Les participants ont aussi rempli des questionnaires sur leurs connaissances explicites de l’autisme et leurs opinions déclarées. Enfin, ils ont passé un test implicite, une tâche basée sur des mots, conçue pour révéler les biais automatiques et inconscients. L’objectif ? Isoler, grâce à cette nouvelle méthode, l’influence spécifique des médias parmi une foule d’autres facteurs comme le contact avec des personnes autistes ou le niveau d’études.

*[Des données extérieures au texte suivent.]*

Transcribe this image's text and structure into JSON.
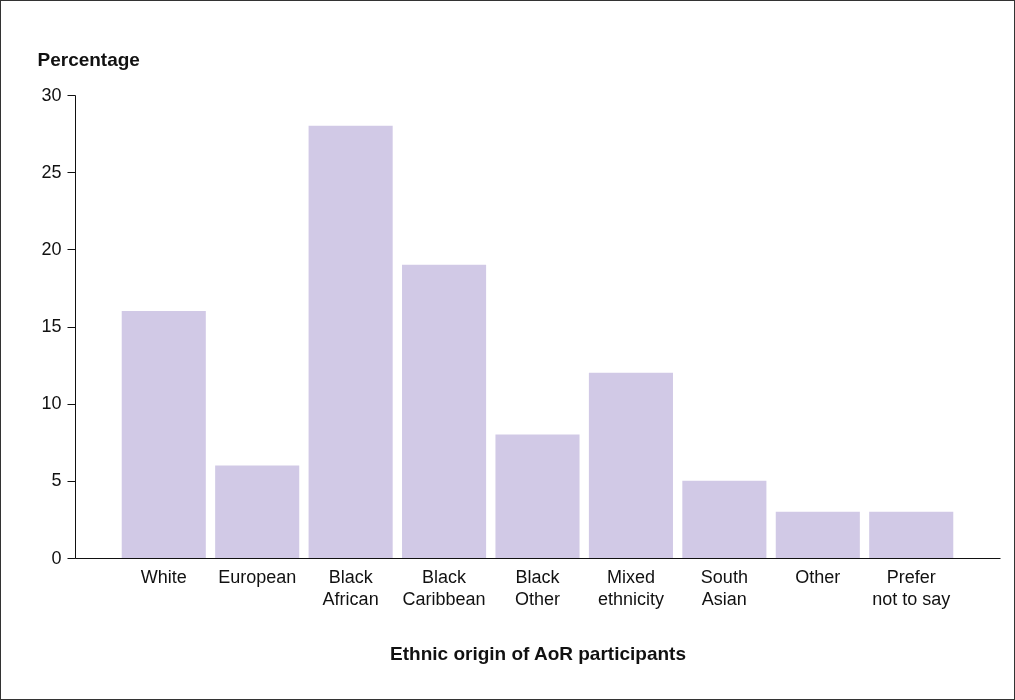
{
  "chart_data": {
    "type": "bar",
    "xlabel": "Ethnic origin of AoR participants",
    "ylabel": "Percentage",
    "categories": [
      "White",
      "European",
      "Black African",
      "Black Caribbean",
      "Black Other",
      "Mixed ethnicity",
      "South Asian",
      "Other",
      "Prefer not to say"
    ],
    "values": [
      16,
      6,
      28,
      19,
      8,
      12,
      5,
      3,
      3
    ],
    "color": "#d1c9e6",
    "ylim": [
      0,
      30
    ],
    "yticks": [
      0,
      5,
      10,
      15,
      20,
      25,
      30
    ],
    "grid": false
  }
}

Le résultat frappant : 10% des biais liés à la presse

Les résultats sont parlants. Environ 10% des variations dans les biais automatiques mesurés par le test étaient liés aux habitudes de lecture. C’est loin d’être négligeable, surtout pour quelque chose d’aussi profondément ancré qu’un biais inconscient. L’effet était plus marqué chez les lecteurs assidus des tabloïds de droite, qui affichaient des associations négatives plus fortes de manière implicite.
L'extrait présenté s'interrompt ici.